The provider would determine that typically some of your packets are local and cost very little and some are remote and may cost much more. Rather than counting each packet and figuring out its cost, the provider relies upon prior statistical sampling to come up with some 'average' cost which he bills you on the basis of.
The only way to do that is to count flows instead of bytes and the only way I know of doing that is indeed based only on statistical sampling. Any customer who'd be willing to suffer under such a scheme is either not very clueful or getting one heck of a deal on their pricing....
Sometimes what happens in this case is the customer or the provider realize that this particular traffic pattern does not match the statistical sample on which the billing was based. Richard Steenbergen told me a story about a company that colocated all their servers at POPs of the same provider and paid twice for traffic between their machines. Needless to say, they had to negotiate new pricing. Why? Because their traffic pattern made the statistical sampling upon which their billing was based inappropriate.
You're talking apples and oranges -- please stop mis-directing the topic in an apparent attempt to "call the kettle black".
If a billing scheme were not based upon statistical sampling, it would require the provider to somehow accurately determine how much each packet cost him to get to you or handoff from you and bill you based upon that on something like a cost plus basis.
Iff. but that's not what we're talking about here.
I agree, but all of the alternatives are ultimately based upon statistical sampling. NetFlow, for example, loses a certain percentage of the packets because it's UDP based. The provider compensates for this by raising his rates. If he expects 3% of his accounting records to be lost, he raises his rates to 103% hoping that he'll get a fair statistical sample. If this assumption is violated, for example if packets are more likely to drop at peak times and a particular customer passes most of their traffic at peak times, then the statistical assumptions upon which the billing is based will be violated, and the ISP will get taken advantage of.
Duh. But this isn't what we're talking about.

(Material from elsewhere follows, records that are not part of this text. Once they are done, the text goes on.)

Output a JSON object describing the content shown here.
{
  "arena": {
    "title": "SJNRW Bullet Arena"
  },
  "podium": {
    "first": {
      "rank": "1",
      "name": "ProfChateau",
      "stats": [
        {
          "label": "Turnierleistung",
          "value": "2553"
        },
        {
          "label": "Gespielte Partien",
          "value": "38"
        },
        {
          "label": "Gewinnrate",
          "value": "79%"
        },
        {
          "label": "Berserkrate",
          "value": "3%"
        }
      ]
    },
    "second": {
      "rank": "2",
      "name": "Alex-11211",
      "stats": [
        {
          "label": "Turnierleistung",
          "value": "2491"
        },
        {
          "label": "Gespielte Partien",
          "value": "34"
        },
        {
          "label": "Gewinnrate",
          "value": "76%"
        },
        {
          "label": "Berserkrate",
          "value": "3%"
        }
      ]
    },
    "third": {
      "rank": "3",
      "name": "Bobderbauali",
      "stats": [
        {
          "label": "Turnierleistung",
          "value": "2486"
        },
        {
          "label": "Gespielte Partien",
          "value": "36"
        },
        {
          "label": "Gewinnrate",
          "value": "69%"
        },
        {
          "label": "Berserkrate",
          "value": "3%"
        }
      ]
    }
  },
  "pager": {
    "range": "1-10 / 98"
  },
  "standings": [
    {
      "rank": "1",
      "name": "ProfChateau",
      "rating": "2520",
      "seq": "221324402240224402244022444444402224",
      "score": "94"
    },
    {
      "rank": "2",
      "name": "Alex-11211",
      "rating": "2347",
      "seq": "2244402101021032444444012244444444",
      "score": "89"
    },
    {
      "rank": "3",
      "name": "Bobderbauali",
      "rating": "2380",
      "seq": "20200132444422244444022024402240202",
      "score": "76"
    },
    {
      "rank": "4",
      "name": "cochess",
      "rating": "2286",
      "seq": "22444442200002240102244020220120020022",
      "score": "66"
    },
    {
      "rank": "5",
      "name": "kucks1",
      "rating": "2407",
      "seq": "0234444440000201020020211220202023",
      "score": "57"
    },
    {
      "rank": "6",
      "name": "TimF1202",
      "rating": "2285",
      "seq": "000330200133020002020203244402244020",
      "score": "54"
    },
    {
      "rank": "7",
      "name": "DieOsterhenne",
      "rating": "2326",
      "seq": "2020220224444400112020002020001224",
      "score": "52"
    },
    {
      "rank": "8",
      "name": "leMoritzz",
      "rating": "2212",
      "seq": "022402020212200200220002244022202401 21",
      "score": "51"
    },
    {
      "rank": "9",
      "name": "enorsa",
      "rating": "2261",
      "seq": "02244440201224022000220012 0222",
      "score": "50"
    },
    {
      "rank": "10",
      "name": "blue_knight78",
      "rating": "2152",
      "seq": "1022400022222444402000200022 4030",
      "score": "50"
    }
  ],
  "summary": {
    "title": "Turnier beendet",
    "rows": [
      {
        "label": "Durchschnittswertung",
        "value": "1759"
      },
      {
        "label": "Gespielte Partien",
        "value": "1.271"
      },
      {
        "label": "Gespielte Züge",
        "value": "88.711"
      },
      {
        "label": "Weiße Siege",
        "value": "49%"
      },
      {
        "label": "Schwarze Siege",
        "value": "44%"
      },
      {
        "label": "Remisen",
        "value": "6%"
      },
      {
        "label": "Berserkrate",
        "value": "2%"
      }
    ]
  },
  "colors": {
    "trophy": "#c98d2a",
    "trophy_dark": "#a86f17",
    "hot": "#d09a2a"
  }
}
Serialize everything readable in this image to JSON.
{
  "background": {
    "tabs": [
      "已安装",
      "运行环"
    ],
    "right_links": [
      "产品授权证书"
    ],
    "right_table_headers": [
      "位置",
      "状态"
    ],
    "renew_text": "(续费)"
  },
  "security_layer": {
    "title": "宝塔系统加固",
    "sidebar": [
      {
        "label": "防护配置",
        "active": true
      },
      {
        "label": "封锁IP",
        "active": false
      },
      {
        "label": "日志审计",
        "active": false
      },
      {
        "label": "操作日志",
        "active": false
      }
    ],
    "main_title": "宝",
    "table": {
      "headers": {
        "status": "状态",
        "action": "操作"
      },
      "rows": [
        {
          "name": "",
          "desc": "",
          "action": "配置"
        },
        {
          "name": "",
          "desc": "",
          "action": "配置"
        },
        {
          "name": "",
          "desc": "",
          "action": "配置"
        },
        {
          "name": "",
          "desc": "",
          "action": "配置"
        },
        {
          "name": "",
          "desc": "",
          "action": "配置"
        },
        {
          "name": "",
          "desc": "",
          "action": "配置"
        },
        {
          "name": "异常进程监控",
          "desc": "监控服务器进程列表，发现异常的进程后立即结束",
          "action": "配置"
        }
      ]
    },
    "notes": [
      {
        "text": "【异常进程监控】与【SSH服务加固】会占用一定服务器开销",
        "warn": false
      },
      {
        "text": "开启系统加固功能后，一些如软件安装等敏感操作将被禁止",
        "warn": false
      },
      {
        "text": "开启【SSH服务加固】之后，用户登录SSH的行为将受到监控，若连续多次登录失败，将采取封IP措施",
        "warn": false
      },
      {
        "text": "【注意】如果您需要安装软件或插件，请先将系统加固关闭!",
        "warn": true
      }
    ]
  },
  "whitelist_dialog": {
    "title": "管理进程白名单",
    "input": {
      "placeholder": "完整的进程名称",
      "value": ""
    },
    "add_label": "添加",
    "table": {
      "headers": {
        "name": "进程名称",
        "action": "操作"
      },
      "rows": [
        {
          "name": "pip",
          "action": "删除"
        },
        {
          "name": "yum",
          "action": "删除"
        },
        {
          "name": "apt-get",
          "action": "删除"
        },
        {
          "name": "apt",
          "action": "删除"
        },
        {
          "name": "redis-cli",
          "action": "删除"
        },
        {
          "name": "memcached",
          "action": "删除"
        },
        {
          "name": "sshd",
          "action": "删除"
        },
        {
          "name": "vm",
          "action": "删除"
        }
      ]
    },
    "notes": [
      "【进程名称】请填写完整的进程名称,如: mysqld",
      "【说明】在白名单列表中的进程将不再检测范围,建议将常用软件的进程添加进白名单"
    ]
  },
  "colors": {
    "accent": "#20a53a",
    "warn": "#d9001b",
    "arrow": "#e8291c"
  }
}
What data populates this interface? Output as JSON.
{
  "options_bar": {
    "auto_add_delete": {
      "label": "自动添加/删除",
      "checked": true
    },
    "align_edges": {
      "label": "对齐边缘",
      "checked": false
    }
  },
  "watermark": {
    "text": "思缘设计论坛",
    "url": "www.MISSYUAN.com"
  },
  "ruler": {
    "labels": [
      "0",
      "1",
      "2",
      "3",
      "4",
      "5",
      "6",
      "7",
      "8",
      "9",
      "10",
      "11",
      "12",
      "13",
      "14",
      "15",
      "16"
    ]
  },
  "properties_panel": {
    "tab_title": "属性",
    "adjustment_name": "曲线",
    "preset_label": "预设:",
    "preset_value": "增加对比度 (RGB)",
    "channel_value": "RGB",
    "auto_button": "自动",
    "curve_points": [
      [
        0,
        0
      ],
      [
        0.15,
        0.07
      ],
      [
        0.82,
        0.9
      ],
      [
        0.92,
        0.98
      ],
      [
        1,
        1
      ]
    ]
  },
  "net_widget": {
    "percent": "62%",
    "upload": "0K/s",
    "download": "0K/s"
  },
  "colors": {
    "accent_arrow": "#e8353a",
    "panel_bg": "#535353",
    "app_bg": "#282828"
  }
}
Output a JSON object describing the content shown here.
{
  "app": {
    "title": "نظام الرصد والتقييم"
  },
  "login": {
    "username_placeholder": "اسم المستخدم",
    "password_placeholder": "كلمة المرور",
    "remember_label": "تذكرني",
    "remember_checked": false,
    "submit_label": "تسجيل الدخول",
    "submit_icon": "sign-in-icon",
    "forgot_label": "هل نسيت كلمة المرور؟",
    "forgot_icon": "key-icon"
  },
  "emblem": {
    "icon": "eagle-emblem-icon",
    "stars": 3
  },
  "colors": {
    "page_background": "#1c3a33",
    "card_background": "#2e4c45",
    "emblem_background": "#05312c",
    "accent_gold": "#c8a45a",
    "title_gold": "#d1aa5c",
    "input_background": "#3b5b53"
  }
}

If he counts bytes out an Ethernet port, he'll be billing you for some broadcast traffic that costs him nothing. He'll be billing you for some local traffic that costs him nothing. He'll be billing you for some short-range traffic that costs him very little. But he uses statistical sampling to come up with some 'per byte' cost. If, for example, most of a particular customer's traffic is from another customer in the same POP, again the statistical assumptions upon which the billing is based will be violated, and the customer will likely have to negotiate some other billing mechanism.
I don't see the problem. It's a very simple matter to adjust the pricing to fit. You can do some "statistical sampling" to set the price, just like anyone might do in any form of cost estimation, but what's on the invoice in the end is a pure accounting of the actual traffic. You can do the same for packet loss too. It's only the price/unit that's based on statistical sampling and cost estimates. Why is this so difficult for some people to understand?
Every billing scheme I have ever seen has been based upon statistical sampling. The closest to an exception I've seen is Level3's distance-based scheme.
You've obviously never looked beyond the silly schemes you're apparently stuck on talking about. I know of many billing systems that are based on pure bulk-throughput accounting and several that are based on true Nth percentile usage. None of them, not a single one, are based on statistical samples of anything -- *ALL* are pure 100% byte-counting and all of them count each and every byte. -- Greg A. Woods +1 416 218-0098 VE3TCP <gwoods@acm.org> <woods@robohack.ca> Planix, Inc. <woods@planix.com>; Secrets of the Weird <woods@weird.com>